La teoria della finzione o immaginazione ipotizza che i bambini comprendano la presenza di desideri e credenze negli altri a partire da un atto di immaginazione di desideri e credenze in se stessi (Harris, 1996). Si tratta cioè di immaginare se stessi nella prospettiva di un’altra persona, simulando la sua attività mentale. Tale capacità di simulazione o assunzione di prospettiva migliora nel tempo, permettendo al bambino di passare da una più precoce comprensione dei desideri ad una più tardiva comprensione delle credenze.

La teoria interazionista e socio-culturale considera centrale nello sviluppo della comprensione della vita mentale il ruolo degli strumenti e delle pratiche culturali di cui il bambino dispone e fa esperienza, primo fra tutti il linguaggio (Nelson, 2007). Più precisamente il bambino, all’interno degli scambi interattivi con il caregiver e con figure familiari sperimenta direttamente (Hobson, 1998) e sente parlare molto presto di intenzioni, desideri, credenze, conoscenze (Astington e Olson,

1995). Inoltre, al di fuori del nucleo familiare, anche i contesti di socializzazione assumono un ruolo decisivo nello sviluppo della comprensione della mente.

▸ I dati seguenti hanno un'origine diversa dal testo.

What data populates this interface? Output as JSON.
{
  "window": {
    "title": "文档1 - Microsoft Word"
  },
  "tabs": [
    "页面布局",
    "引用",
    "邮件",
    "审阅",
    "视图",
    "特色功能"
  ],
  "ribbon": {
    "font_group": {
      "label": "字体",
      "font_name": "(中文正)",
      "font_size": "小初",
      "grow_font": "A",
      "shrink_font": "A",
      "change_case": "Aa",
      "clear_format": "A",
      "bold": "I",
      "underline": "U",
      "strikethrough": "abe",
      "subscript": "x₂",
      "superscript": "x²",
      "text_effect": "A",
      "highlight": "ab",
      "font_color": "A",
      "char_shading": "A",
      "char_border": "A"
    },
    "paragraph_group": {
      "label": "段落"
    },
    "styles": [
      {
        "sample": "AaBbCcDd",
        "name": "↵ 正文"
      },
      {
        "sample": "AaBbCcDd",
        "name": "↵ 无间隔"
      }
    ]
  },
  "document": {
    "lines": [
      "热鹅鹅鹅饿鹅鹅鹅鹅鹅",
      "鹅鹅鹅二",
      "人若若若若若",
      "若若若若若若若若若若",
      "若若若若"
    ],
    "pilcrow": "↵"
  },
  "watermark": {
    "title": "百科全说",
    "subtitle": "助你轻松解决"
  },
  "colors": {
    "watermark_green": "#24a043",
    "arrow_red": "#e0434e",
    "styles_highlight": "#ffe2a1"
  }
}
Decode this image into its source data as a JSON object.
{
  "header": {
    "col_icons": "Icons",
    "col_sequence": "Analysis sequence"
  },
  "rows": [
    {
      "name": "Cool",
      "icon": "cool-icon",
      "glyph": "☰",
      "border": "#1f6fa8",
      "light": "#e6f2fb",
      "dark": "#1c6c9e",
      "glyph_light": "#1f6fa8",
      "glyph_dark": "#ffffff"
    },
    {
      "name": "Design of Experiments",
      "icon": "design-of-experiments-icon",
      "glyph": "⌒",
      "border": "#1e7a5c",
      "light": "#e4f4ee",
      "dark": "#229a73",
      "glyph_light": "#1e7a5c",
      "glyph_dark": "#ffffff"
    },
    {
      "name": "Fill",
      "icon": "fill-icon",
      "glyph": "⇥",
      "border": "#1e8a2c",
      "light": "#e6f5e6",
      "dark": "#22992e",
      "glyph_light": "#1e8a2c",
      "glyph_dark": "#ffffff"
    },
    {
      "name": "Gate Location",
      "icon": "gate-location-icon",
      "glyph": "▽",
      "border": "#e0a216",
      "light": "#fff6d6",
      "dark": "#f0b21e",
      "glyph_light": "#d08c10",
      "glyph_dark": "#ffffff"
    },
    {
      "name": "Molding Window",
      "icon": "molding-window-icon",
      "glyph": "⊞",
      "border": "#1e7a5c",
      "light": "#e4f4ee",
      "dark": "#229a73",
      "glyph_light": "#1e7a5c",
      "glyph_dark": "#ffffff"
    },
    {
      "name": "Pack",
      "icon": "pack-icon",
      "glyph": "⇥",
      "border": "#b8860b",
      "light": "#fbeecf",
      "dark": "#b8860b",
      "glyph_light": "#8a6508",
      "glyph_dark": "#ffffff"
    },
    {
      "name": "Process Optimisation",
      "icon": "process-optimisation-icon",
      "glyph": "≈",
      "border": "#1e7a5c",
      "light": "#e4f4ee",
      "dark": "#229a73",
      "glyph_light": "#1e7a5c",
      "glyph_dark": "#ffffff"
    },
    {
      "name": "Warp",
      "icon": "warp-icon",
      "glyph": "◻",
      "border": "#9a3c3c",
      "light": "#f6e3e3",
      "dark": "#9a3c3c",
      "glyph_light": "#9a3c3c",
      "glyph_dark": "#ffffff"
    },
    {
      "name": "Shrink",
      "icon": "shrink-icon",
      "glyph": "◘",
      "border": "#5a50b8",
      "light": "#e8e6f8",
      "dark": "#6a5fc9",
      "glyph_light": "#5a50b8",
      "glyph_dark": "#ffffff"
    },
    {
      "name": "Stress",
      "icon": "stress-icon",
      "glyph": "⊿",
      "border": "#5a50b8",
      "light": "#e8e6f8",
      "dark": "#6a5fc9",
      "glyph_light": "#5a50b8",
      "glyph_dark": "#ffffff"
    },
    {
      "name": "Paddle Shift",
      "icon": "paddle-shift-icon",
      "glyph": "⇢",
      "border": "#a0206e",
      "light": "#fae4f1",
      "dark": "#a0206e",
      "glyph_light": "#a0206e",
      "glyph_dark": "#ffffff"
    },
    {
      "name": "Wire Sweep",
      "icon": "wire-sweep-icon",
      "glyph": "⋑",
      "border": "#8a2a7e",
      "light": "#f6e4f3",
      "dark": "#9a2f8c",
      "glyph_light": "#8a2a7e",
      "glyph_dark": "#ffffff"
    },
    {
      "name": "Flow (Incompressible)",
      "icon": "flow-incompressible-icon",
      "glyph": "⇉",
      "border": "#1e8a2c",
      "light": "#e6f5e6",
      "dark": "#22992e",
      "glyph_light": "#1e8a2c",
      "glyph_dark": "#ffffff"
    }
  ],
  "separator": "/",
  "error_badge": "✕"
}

Lo sviluppo di una teoria della mente implica dunque che si comprendano stati mentali di natura epistemica, come i desideri, le credenze e le opinioni, e di natura non epistemica, come le emozioni, gli affetti e i sentimenti. Le teorie viste sopra hanno tutte elementi di verità, per cui il problema dovrebbe essere relativo alla demarcazione (Doherty, 2009). L’idea che si comprenda l’emozione attraverso una forma di simulazione e la credenza attraverso un processo maggiormente teoretico appare ragionevole, così come la teoria della mente potrebbe essere implementata entro un’area cerebrale specializzata che potrebbe avere le caratteristiche proposte dai teorici della modularità. In alternativa si può essere forniti di un basilare modulo innato di teoria della mente che ci fa occupare degli stati mentali e permette qualche ragionamento di base della teoria della mente. Sembra probabile che la teoria della mente sia un qualche genere di ibrido delle teorie sopra esposte, per quanto siano necessarie ulteriori ricerche.

Resta peraltro un elemento teorico di particolare rilievo in termini di unificazione, almeno concettuale, delle precedenti teorie sulla teoria della mente, il quale può qui essere ricordato in rapporto a quanto esposto nei capitoli precedenti. C’è in sostanza una crescente evidenza riguardo al fatto che i comportamenti mimetici intersoggettivi, che potremmo considerare come correlati di una contestuale comprensione delle emozioni altrui, siano basati sul sistema dei neuroni specchio (Johnson, 2007; Rizzolatti e Sinigaglia, 2006, p. 146). Si potrebbe dire che i neuroni a specchio contengono la premessa per spiegare la capacità di comprendere le esperienze e le motivazioni degli altri. Questa comprensione può essere utilizzata per scopi sociali positivi (empatia, cooperazione) o negativi (manipolazione, competitività) ed è stata appunto chiamata teoria della mente (Linden, 2009).